Gravitational Collapse of Filamentary Magnetized Molecular Clouds

We develop models for the self-similar collapse of magnetized isothermal cylinders. We find solutions for the case of a fluid with a constant toroidal flux-to-mass ratio (Γϕ = constant) and the case of a fluid with a constant gas to magnetic pressure ratio (β = constant). In both cases, we find that a low magnetization results in density profiles that behave as ρ ∝ r-4 at large radii, and at high magnetization we find density profiles that behave as ρ ∝ r-2. This density behavior is the same as for hydrostatic filamentary structures, suggesting that density measurements alone cannot distinguish between hydrostatic and collapsing filaments—velocity measurements are required. Our solutions show that the self-similar radial velocity behaves as vr ∝ r during the collapse phase, and that unlike collapsing self-similar spheres, there is no subsequent accretion (i.e., expansion-wave) phase.

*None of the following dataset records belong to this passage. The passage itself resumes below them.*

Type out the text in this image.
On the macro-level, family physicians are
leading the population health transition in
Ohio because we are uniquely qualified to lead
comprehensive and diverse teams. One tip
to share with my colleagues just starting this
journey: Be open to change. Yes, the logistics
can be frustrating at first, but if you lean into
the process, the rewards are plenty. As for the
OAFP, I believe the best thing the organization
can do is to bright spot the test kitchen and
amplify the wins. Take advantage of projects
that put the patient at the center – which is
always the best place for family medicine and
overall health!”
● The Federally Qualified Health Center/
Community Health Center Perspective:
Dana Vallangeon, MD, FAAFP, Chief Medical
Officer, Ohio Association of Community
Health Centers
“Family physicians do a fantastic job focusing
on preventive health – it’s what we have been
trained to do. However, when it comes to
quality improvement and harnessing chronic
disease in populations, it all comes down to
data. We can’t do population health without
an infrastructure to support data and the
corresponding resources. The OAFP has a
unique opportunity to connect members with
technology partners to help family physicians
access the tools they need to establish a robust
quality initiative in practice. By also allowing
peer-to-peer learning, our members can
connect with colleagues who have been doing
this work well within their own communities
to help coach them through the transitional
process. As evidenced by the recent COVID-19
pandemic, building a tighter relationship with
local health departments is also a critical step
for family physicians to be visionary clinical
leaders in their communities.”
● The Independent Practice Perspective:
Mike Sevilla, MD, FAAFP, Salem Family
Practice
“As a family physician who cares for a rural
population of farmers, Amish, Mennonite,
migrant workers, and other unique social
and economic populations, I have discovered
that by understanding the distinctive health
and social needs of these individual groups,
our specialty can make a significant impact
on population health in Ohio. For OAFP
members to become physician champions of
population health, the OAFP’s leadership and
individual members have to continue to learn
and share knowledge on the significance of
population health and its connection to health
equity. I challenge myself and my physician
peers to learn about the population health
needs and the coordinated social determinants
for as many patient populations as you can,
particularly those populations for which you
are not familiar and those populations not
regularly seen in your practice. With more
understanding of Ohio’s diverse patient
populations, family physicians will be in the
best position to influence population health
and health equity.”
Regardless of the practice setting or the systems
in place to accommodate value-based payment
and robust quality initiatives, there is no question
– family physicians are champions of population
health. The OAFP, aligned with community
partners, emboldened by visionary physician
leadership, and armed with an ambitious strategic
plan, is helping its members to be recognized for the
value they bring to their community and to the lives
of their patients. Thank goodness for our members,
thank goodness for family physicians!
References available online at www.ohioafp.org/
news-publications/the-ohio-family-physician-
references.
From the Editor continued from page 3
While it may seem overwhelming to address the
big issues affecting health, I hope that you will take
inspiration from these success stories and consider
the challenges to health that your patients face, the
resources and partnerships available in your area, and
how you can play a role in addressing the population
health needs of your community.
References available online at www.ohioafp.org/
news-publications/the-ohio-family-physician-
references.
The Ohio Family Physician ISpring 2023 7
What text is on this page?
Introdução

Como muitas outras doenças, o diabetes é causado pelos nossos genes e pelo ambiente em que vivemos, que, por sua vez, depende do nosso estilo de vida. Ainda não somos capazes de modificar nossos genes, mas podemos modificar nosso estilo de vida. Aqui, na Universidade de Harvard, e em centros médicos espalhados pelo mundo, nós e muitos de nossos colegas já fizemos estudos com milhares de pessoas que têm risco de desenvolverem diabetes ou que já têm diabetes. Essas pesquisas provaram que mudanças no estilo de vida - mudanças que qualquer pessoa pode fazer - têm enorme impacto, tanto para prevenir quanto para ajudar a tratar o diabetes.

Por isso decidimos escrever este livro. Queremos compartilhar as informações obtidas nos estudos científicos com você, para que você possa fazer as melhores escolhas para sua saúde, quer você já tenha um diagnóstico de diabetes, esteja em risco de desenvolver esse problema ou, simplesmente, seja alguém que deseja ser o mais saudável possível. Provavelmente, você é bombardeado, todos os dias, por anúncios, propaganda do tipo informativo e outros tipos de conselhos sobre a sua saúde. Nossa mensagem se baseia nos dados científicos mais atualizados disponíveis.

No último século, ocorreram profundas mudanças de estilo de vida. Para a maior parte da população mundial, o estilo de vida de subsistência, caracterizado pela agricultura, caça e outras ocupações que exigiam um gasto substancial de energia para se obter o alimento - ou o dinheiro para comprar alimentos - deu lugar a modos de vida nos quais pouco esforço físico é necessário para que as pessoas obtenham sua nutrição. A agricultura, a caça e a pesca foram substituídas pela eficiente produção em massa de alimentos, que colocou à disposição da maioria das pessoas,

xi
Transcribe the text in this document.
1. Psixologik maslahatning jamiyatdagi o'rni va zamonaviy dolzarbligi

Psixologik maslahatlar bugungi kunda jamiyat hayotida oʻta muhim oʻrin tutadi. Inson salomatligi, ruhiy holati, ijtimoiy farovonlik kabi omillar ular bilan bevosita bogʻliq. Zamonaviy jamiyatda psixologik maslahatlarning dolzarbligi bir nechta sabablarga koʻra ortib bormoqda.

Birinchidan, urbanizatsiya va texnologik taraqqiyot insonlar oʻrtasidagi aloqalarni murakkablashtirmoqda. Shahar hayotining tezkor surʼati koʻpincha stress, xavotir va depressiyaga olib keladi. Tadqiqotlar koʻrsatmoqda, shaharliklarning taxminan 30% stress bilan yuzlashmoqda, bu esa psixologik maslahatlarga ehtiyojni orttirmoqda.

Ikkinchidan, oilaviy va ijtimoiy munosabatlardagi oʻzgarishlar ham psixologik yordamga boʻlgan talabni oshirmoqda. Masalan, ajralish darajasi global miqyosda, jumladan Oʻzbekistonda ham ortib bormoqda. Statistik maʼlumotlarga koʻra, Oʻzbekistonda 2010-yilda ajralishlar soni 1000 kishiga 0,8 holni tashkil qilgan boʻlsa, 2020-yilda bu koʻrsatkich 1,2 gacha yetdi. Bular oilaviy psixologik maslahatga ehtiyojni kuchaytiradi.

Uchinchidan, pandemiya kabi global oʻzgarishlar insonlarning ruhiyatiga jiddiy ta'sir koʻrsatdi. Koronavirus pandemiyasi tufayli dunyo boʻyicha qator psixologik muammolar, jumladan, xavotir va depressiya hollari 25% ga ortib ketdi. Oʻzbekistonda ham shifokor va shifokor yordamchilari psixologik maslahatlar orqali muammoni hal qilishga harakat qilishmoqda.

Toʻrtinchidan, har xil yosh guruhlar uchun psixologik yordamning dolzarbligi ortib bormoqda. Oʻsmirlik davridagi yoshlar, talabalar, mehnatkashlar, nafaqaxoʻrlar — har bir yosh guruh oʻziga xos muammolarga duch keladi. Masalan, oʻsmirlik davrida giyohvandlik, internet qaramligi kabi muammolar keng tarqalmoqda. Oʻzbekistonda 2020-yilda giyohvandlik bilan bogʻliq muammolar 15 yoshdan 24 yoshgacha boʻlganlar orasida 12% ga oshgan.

We also examine the fragmentation properties of these cylinders and find that in both cases, the presence of a toroidal field acts to strengthen the cylinder against fragmentation. Finally, the collapse timescales in our models are shorter than the fragmentation timescales. Thus, we anticipate that highly collapsed filaments can form before they are broken into pieces by gravitational fragmentation.